Abstract: Earthquake sequence models are becoming increasingly more realistic in terms of physical ingredients and resemblance to geological observations. One such example is our seismo-thermomechanical (STM) modeling approach, which simulates tectonics and seismicity using a viscoelasto-plastic rheology with laboratory-derived parameters for different lithologies. Physics-based models can reveal their power by predicting new and verifiable observations and by making sensible fore- and hindcasts. Observations are our stronghold towards the truth, but they are indirect and limited in space and time. I will highlight different examples on how we combine STM models and observations to better understand the both earthquake sequences and tectonics.

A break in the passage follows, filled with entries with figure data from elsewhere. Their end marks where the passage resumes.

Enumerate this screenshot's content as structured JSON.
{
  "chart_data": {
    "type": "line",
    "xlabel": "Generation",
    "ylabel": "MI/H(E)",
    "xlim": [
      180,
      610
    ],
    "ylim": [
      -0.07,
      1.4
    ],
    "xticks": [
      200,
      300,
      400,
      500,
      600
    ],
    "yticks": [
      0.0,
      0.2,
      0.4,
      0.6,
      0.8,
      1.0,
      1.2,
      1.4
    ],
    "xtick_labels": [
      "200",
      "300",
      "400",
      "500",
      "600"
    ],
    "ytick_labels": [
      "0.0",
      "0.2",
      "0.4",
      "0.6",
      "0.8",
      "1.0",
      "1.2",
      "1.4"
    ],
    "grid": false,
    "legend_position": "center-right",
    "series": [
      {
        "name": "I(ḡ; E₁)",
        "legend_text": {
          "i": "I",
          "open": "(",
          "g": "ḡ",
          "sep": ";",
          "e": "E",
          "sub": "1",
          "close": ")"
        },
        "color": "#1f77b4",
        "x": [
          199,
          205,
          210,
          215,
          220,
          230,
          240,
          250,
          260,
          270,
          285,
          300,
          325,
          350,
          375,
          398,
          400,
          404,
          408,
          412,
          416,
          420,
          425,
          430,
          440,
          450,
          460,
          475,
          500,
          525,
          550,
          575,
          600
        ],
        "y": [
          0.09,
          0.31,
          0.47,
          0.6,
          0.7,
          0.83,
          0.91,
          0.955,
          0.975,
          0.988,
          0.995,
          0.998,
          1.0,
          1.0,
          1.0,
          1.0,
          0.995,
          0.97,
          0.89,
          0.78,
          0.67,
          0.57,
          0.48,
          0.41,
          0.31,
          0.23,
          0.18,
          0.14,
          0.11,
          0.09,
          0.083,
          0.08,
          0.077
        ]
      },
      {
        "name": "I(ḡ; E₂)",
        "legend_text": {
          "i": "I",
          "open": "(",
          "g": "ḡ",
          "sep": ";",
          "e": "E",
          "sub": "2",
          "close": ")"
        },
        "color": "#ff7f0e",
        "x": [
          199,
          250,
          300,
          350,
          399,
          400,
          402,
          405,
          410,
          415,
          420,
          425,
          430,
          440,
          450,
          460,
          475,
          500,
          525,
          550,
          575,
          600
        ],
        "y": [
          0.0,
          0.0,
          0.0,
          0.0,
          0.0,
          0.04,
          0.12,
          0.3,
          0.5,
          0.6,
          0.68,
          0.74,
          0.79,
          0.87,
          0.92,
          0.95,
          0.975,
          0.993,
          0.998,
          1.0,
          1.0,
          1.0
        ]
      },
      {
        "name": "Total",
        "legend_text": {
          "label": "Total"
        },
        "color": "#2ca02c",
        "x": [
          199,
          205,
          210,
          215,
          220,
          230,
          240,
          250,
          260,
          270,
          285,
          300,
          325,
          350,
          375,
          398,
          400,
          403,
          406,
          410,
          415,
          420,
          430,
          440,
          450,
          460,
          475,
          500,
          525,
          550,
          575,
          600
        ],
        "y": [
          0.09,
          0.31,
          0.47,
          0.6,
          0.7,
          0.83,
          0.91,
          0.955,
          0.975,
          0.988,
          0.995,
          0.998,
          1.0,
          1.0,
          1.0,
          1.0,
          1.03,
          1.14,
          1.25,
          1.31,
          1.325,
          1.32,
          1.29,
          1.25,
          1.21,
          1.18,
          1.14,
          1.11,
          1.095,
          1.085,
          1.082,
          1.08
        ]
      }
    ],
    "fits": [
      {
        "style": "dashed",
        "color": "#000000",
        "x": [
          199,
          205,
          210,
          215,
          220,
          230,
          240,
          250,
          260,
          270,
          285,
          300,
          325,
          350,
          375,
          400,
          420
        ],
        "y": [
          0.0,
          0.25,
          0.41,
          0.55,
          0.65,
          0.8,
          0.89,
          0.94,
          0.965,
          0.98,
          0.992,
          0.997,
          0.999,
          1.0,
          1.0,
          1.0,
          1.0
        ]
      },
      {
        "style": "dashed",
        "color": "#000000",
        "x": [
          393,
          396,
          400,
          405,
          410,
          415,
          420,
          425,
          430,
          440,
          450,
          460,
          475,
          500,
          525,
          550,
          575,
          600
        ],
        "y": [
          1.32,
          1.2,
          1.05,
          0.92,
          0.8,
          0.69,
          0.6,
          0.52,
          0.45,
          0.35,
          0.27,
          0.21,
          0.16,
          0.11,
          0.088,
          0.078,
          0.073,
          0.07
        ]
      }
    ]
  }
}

First, geological and geophysical observations can be used to tightly constrain our STM models. In an example in the Northern Apennines, a peculiar orogenic belt driven by slab pull, we show that lower crustal rheology and deep lithospheric mantle temperatures distinctly affect crustal tectonics and seismicity. Second, STM models predicted the existence of a secondary zone of surface uplift related to great megathrust earthquakes, which were subsequently identified in the large majority of vertical displacements following four great earthquakes. Elastic rebound of crustal buckling and a mass-return flow due to accelerated subduction can explain these new observations. Ultimately, one effective way to estimate unknown state variables and parameters is by combining physics-based models and observations in a quantitative and probabilistic manner using ensemble data assimilation as used in weather forecasting. I demonstrate in a proof of concept using an analogue model that ensemble data assimilation can estimate and forecast fault stresses well. In more recent, synthetic studies this is confirmed for both slow slip events and earthquakes slipping at seismic slip rates, under the condition that a bias in frictional parameters is moderate, but not too large. Time permitting, I will also show how observations can constrain dynamic earthquake rupture models feeding the 2018 Palu bay earthquake-tsunami to identify the importance of the tectonic stress regime in inducing tsunami’s in strike-slip fault systems.